Actually, if you look at the generic part of the code, it is not called
from anywhere right now, but it just implements the support for
save/restore. Also, for external clocks, no save/restore is implemented,
and you would need to handle those separately anyway. Consider an
external clock that is fed from SoC internal source; basically you need
to disable this clock before going to the deep idle state, and enable it
only after everything has been restored. If you keep it enabled over a
deep idle, its source clock will potentially die causing issues.
The generic part walks all root clocks in the system, and all children
of those clocks.

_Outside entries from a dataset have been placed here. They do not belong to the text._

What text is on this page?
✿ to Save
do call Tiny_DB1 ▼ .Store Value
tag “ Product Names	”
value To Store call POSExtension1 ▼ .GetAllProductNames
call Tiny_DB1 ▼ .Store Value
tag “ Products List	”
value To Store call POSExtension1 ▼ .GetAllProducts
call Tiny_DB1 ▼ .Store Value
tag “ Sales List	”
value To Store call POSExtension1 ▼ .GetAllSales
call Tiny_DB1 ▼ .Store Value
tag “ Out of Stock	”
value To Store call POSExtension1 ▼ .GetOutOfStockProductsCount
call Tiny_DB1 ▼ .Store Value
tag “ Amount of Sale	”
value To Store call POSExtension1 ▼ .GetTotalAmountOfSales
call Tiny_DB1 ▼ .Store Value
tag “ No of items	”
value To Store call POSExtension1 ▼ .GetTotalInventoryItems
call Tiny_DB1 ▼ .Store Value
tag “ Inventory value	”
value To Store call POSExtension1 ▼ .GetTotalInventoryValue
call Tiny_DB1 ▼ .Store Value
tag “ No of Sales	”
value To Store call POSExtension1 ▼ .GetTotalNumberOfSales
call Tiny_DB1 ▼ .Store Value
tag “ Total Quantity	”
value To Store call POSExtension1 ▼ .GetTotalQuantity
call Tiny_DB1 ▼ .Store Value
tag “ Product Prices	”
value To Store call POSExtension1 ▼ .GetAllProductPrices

If we have clocks on an I2C device, then we could
very well end up with a circular dependency - the I2C controller needs
its clocks restored in order for control of the clocks on the I2C device
to be accessible.
For generic external clocks, I would not expect any save/restore is
required at all, except for the potentially required enable/disable
calls which would need to be handled either by some driver or SoC
specific PM core.
So, I think this needs more thought - clocks are not just about core SoC
clocks - and cracking this nut with such a big hammer is likely to cause
regressions all over the place.
This won't cause any regressions as it is not called by default from
anywhere. A SoC needs to introduce the functionality for entering a deep
idle state, and call the clk save/restore functionality from there.